Ntvnews.id, Jakarta -Ketua Umum PERHAPI, Sudirman Widhy Hartono, menilai bahwa penanganan tambang ilegal harus dijadikan prioritas nasional dan dilaksanakan secara terencana, sistematis, serta berkelanjutan.
“Tambang ilegal jelas tidak sesuai dengan prinsip good mining practice. Tidak ada kajian teknis, tidak ada pengelolaan lingkungan, dan tidak ada jaminan keselamatan kerja. Dampaknya sangat luas, mulai dari rusaknya lahan, pencemaran air, hingga hilangnya potensi pendapatan negara,” ujar Sudirman.
PERHAPI memberikan apresiasi atas komitmen Presiden Prabowo Subianto, yang secara tegas menyinggung persoalan tambang ilegal dalam Sidang Tahunan MPR pada 15 Agustus 2025.

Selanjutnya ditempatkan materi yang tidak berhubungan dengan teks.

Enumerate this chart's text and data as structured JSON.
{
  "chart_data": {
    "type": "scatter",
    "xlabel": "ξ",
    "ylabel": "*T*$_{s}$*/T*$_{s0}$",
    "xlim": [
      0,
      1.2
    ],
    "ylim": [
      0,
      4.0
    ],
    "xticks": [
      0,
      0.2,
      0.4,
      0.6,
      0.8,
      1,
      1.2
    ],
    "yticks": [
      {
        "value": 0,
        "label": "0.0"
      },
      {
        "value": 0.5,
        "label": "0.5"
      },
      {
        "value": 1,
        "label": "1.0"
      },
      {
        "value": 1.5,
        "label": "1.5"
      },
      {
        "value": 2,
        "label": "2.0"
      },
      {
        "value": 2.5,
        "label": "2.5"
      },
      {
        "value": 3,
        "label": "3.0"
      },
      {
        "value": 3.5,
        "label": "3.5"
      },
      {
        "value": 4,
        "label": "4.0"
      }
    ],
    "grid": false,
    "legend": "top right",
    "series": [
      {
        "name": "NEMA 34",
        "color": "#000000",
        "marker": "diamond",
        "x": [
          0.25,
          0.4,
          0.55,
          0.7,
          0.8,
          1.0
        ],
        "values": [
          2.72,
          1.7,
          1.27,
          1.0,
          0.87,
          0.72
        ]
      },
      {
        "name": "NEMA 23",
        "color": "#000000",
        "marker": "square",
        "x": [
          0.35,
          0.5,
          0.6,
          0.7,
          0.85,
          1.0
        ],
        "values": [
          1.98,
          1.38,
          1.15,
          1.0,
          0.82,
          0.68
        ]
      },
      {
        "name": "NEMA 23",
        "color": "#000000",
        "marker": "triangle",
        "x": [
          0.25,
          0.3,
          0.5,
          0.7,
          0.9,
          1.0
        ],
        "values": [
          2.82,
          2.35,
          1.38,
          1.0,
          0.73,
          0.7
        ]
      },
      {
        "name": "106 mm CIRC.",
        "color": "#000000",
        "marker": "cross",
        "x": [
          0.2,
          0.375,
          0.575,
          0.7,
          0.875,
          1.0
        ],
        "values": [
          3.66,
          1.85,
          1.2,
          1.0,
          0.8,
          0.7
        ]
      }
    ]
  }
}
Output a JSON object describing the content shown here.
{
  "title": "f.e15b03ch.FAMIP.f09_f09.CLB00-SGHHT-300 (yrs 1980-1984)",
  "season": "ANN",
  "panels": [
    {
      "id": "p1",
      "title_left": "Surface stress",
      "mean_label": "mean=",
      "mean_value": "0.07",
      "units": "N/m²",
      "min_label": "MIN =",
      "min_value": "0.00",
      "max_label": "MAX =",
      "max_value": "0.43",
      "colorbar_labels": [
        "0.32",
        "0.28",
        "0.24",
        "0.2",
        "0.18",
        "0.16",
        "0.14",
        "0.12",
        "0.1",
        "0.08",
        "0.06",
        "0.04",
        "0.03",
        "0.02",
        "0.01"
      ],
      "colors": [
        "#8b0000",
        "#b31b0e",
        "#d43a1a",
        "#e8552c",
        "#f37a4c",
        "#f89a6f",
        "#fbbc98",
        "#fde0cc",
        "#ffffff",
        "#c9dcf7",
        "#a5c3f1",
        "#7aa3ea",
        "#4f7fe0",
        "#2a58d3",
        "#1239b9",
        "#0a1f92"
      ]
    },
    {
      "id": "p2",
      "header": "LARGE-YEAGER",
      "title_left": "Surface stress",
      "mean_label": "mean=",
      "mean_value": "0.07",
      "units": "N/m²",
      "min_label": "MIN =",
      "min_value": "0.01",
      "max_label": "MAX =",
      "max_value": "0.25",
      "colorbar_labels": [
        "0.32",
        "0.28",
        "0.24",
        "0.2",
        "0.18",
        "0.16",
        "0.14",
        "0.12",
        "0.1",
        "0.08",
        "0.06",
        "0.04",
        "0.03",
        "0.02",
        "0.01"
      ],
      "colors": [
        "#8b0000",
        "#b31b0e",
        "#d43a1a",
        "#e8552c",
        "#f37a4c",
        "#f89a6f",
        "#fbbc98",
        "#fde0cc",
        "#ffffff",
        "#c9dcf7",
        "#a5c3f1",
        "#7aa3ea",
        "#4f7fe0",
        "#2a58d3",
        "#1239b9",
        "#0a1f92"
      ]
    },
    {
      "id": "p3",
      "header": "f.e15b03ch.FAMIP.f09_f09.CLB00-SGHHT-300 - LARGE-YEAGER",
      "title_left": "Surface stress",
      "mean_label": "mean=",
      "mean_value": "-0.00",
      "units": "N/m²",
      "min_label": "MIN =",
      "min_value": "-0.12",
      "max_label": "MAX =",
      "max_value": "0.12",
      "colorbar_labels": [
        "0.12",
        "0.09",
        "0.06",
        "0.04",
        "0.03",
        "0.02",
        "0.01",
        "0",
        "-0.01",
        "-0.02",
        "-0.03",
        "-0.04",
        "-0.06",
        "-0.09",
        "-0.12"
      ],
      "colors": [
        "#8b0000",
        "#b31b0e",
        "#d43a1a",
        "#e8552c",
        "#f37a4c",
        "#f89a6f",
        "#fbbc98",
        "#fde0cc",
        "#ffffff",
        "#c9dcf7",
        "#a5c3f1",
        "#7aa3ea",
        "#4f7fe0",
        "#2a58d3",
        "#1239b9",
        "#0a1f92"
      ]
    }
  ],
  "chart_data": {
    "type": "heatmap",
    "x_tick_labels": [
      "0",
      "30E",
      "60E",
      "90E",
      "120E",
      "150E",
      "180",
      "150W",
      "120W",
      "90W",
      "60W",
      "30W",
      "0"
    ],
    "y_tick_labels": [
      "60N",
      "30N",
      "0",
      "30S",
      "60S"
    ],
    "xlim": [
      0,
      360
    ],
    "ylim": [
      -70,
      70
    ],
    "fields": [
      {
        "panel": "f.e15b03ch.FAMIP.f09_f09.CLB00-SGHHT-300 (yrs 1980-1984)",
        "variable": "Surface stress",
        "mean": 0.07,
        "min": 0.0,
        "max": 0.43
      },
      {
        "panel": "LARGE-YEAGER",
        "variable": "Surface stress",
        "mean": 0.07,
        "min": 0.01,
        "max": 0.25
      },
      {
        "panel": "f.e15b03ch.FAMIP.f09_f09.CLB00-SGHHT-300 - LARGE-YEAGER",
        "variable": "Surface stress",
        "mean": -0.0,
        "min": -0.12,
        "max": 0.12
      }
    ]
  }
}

Salah satu langkah konkret pemerintah adalah dengan membentuk Direktorat Penegakan Hukum (Gakkum) di sektor Energi dan Sumber Daya Mineral (ESDM). Lembaga ini diharapkan dapat meniru efektivitas unit serupa di Kementerian Lingkungan Hidup dan Kehutanan (KLHK) dalam menangani pelanggaran hukum lingkungan.
Menurut Sudirman, langkah pemerintah tersebut merupakan indikasi adanya perubahan paradigma dalam tata kelola pertambangan nasional.
“Ini sinyal kuat bahwa pemerintah tidak hanya ingin menata regulasi, tetapi juga benar-benar menegakkan hukum di lapangan,” ujarnya.
PERHAPI berharap agar upaya pemberantasan tambang ilegal tidak berhenti pada tingkat wacana saja, melainkan benar-benar diterapkan secara lintas lembaga. Pembentukan Satgas Gabungan Pemberantasan Tambang Ilegal dan Kawasan Hutan disebut sebagai langkah awal yang tepat untuk memperkuat koordinasi antarinstansi.
Sudirman juga menegaskan bahwa PERHAPI siap bekerja sama dengan Bareskrim Polri dan sejumlah kejaksaan tinggi dalam memberikan dukungan teknis serta data geologi guna mempercepat proses penegakan hukum terhadap kasus pertambangan ilegal.
“Kami siap membantu menghitung estimasi cadangan yang hilang, potensi kerugian lingkungan dan negara, serta memberi data geologi sebagai dasar penindakan,” pungkas Sudirman.
Sebelumnya, Presiden menyampaikan bahwa jumlah tambang ilegal di Indonesia telah melampaui 2.000 lokasi, yang mencakup beragam komoditas seperti batubara di Kalimantan, nikel di Sulawesi, serta emas dan bauksit di Sumatera dan Kalimantan Barat.